Australian biotech company Noxopharm Limited has revealed encouraging new preclinical data from its long-term collaboration with UNSW Sydney.
The results were reported this week at the American Association of Cancer Research (AACR) Special Conference on Pancreatic Cancer in Boston.
The study involves Noxopharm’s novel preclinical drug, which attacks pancreatic cancer in a different and innovative way. Pancreatic cancer is especially difficult to treat because the tumors are surrounded by a dense barrier of cells that protects them from anti-cancer drugs, as well as from the body’s immune system. These barrier cells also help the cancer spread to the rest of the body, adding to the challenge of developing treatments.
Noxopharm has conducted an 18-month study as part of an ongoing collaboration with UNSW to test a new drug developed by the company, known as CRO-67.
The major findings were that CRO-67 killed tumor cells as well as barrier cells in samples taken from six patients who had their tumors surgically removed.
Patient samples were treated with CRO-67 at doses of 10, 20 and 50 micrograms per milliliter and a dose-response relationship was found, such that greater amounts of drug resulted in highly statistically significant effects.
The number of tumor cells decreased by 85%, while the number of barrier cells decreased by 87%. Cell replication decreased by 73%, while overall cell death increased 6.2-fold.
This ability to target both cell types could pave the way for a novel treatment that is being termed ‘dual-cell’ therapy, to acknowledge the distinctive properties of the new drug and its way of attacking pancreatic cancer.
The study used a new model developed by UNSW that grows whole-tissue tumors and keeps pancreatic tumor cells as well as barrier cells alive in the laboratory for 12 days after they have been surgically removed from cancer patients. The tumor tissues were then treated with CRO-67 and studied under conditions as close as possible to real life.
There is an urgent need to develop more effective treatments for pancreatic cancer, which is set to become the second leading cause of cancer-related deaths in the US by 2030. It has a five-year survival rate of just 9% from the time of diagnosis.

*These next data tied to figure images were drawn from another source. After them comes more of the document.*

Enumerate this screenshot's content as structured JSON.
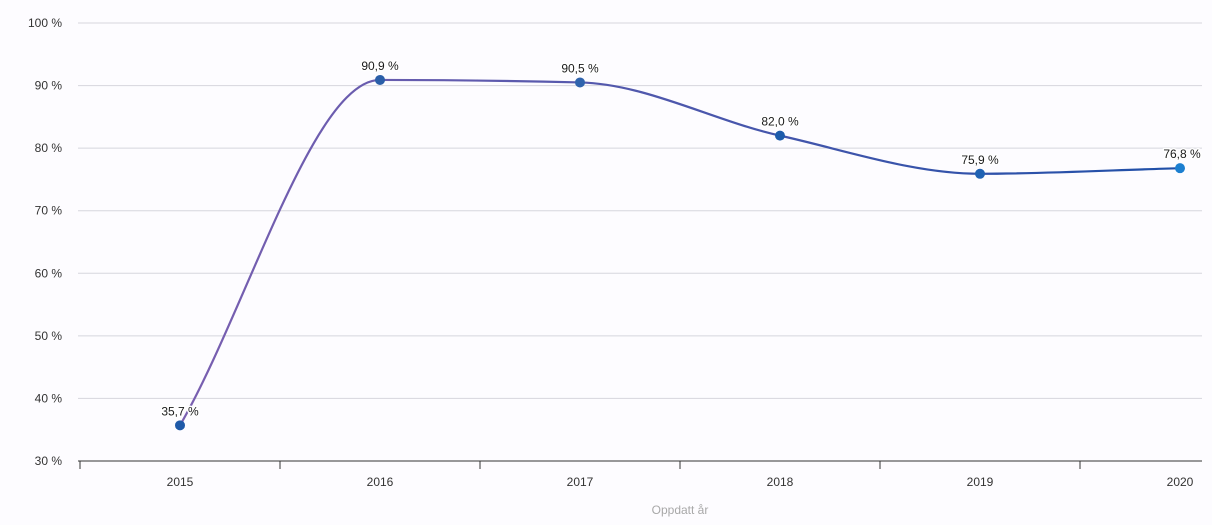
{
  "chart_data": {
    "type": "line",
    "title": "",
    "xlabel": "Oppdatt år",
    "ylabel": "",
    "categories": [
      "2015",
      "2016",
      "2017",
      "2018",
      "2019",
      "2020"
    ],
    "values": [
      35.7,
      90.9,
      90.5,
      82.0,
      75.9,
      76.8
    ],
    "data_labels": [
      "35,7 %",
      "90,9 %",
      "90,5 %",
      "82,0 %",
      "75,9 %",
      "76,8 %"
    ],
    "y_ticks": [
      30,
      40,
      50,
      60,
      70,
      80,
      90,
      100
    ],
    "y_tick_labels": [
      "30 %",
      "40 %",
      "50 %",
      "60 %",
      "70 %",
      "80 %",
      "90 %",
      "100 %"
    ],
    "ylim": [
      30,
      100
    ],
    "grid": true,
    "legend": "none",
    "line_gradient": [
      "#7a5fb0",
      "#1f4fa8"
    ],
    "marker_colors": [
      "#1f5aa8",
      "#2a5ea8",
      "#2f63ad",
      "#1d5cab",
      "#1f62b3",
      "#1c7fd0"
    ]
  }
}
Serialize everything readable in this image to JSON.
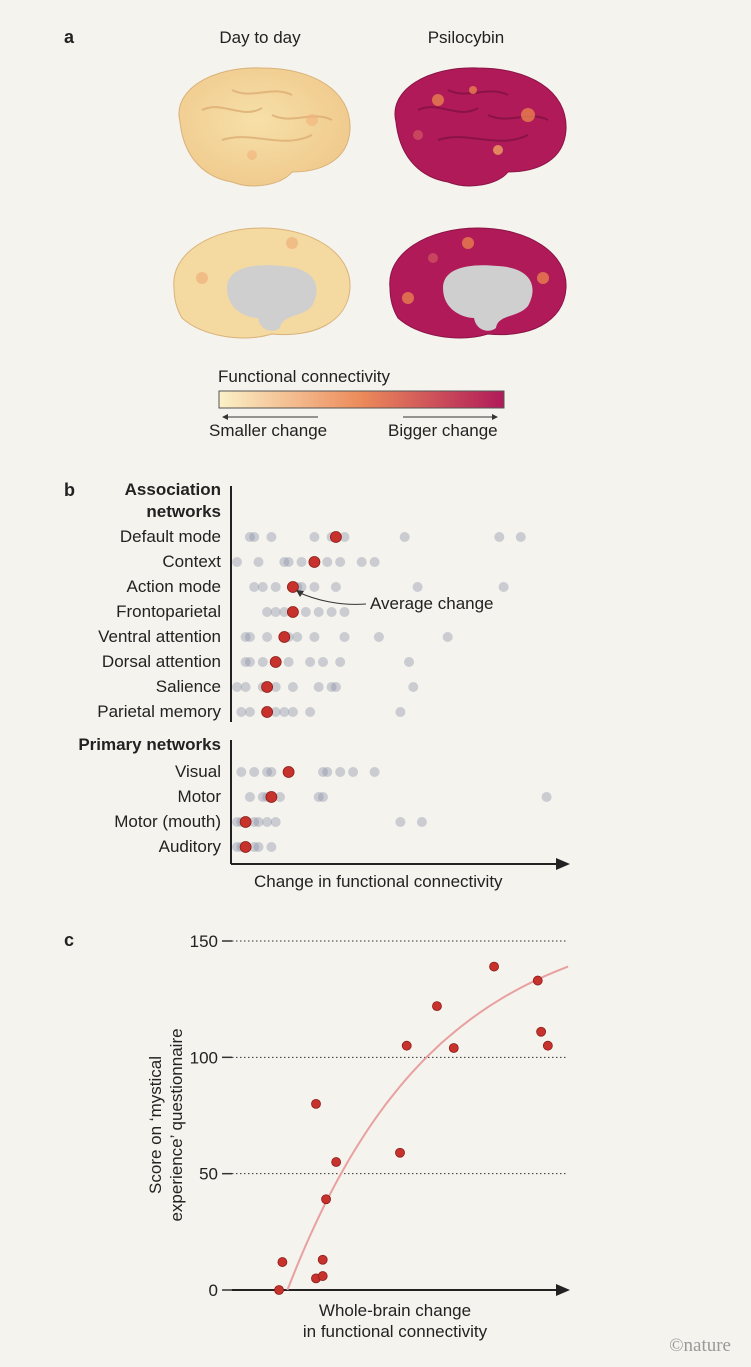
{
  "panel_a": {
    "letter": "a",
    "col1": "Day to day",
    "col2": "Psilocybin",
    "colorbar_title": "Functional connectivity",
    "left_label": "Smaller change",
    "right_label": "Bigger change",
    "colors": {
      "low": "#fbf1c7",
      "mid": "#ec8a5a",
      "high": "#b01a59"
    }
  },
  "panel_b": {
    "letter": "b",
    "group1": "Association networks",
    "group2": "Primary networks",
    "xlabel": "Change in functional connectivity",
    "annotation": "Average change"
  },
  "panel_c": {
    "letter": "c"
  },
  "chart_data": [
    {
      "type": "scatter",
      "xlabel": "Change in functional connectivity",
      "groups": [
        {
          "label": "Default mode",
          "avg": 0.23,
          "points": [
            0.03,
            0.04,
            0.08,
            0.18,
            0.22,
            0.25,
            0.39,
            0.61,
            0.66
          ]
        },
        {
          "label": "Context",
          "avg": 0.18,
          "points": [
            0.0,
            0.05,
            0.11,
            0.12,
            0.15,
            0.21,
            0.24,
            0.29,
            0.32
          ]
        },
        {
          "label": "Action mode",
          "avg": 0.13,
          "points": [
            0.04,
            0.06,
            0.09,
            0.14,
            0.15,
            0.18,
            0.23,
            0.42,
            0.62
          ]
        },
        {
          "label": "Frontoparietal",
          "avg": 0.13,
          "points": [
            0.07,
            0.09,
            0.11,
            0.16,
            0.19,
            0.22,
            0.25
          ]
        },
        {
          "label": "Ventral attention",
          "avg": 0.11,
          "points": [
            0.02,
            0.03,
            0.07,
            0.12,
            0.14,
            0.18,
            0.25,
            0.33,
            0.49
          ]
        },
        {
          "label": "Dorsal attention",
          "avg": 0.09,
          "points": [
            0.02,
            0.03,
            0.06,
            0.12,
            0.17,
            0.2,
            0.24,
            0.4
          ]
        },
        {
          "label": "Salience",
          "avg": 0.07,
          "points": [
            0.0,
            0.02,
            0.06,
            0.09,
            0.13,
            0.19,
            0.22,
            0.23,
            0.41
          ]
        },
        {
          "label": "Parietal memory",
          "avg": 0.07,
          "points": [
            0.01,
            0.03,
            0.09,
            0.11,
            0.13,
            0.17,
            0.38
          ]
        }
      ],
      "groups2": [
        {
          "label": "Visual",
          "avg": 0.12,
          "points": [
            0.01,
            0.04,
            0.07,
            0.08,
            0.2,
            0.21,
            0.24,
            0.27,
            0.32
          ]
        },
        {
          "label": "Motor",
          "avg": 0.08,
          "points": [
            0.03,
            0.06,
            0.07,
            0.1,
            0.19,
            0.2,
            0.72
          ]
        },
        {
          "label": "Motor (mouth)",
          "avg": 0.02,
          "points": [
            0.0,
            0.01,
            0.04,
            0.05,
            0.07,
            0.09,
            0.38,
            0.43
          ]
        },
        {
          "label": "Auditory",
          "avg": 0.02,
          "points": [
            0.0,
            0.01,
            0.04,
            0.05,
            0.08
          ]
        }
      ]
    },
    {
      "type": "scatter",
      "xlabel": "Whole-brain change\nin functional connectivity",
      "ylabel": "Score on ‘mystical\nexperience’ questionnaire",
      "ylim": [
        0,
        150
      ],
      "yticks": [
        0,
        50,
        100,
        150
      ],
      "xlim": [
        0,
        1
      ],
      "points": [
        [
          0.14,
          0
        ],
        [
          0.15,
          12
        ],
        [
          0.25,
          5
        ],
        [
          0.27,
          6
        ],
        [
          0.27,
          13
        ],
        [
          0.25,
          80
        ],
        [
          0.28,
          39
        ],
        [
          0.31,
          55
        ],
        [
          0.5,
          59
        ],
        [
          0.52,
          105
        ],
        [
          0.61,
          122
        ],
        [
          0.66,
          104
        ],
        [
          0.78,
          139
        ],
        [
          0.91,
          133
        ],
        [
          0.92,
          111
        ],
        [
          0.94,
          105
        ]
      ],
      "fit_line": {
        "color": "#e8a0a0"
      }
    }
  ]
}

Phoebe Phillips from UNSW said: “The results demonstrated CRO-67 has potential to improve patient outcomes via a ‘dual-cell’ targeting activity that can attack tumor cells directly while also destroying the tumor’s surrounding ‘helper cells’. Traditional chemotherapeutics in this area have only targeted tumor cells and not the surrounding helper cells, and therefore their treatment effect is very limited.”
Noxopharm CEO Gisela Mautner said: “The development of new treatments is a core part of our expanded drug development strategy, and we are pleased that the Chroma is showing such promising initial results. What makes this study so exciting is that it is the closest you can get to studying human cancer in the laboratory before giving the drug to patients.
“It is still early days and there is a lot of work we need to do, but we are on an exciting path. The market for pancreatic cancer drugs is sizeable and clearly underserved, which presents a valuable opportunity for Noxopharm.”
The study will now be followed by more tests on the therapeutic efficacy of CRO-67, as well as deeper analysis into the mechanisms by which CRO-67 exerts its ‘dual-cell’ targeting effects. Several additional studies will need to be performed to support the research required to move CRO-67 towards clinical trials.
In terms of commercial strategy, Noxopharm has filed patent applications to protect the value of its intellectual property in this area.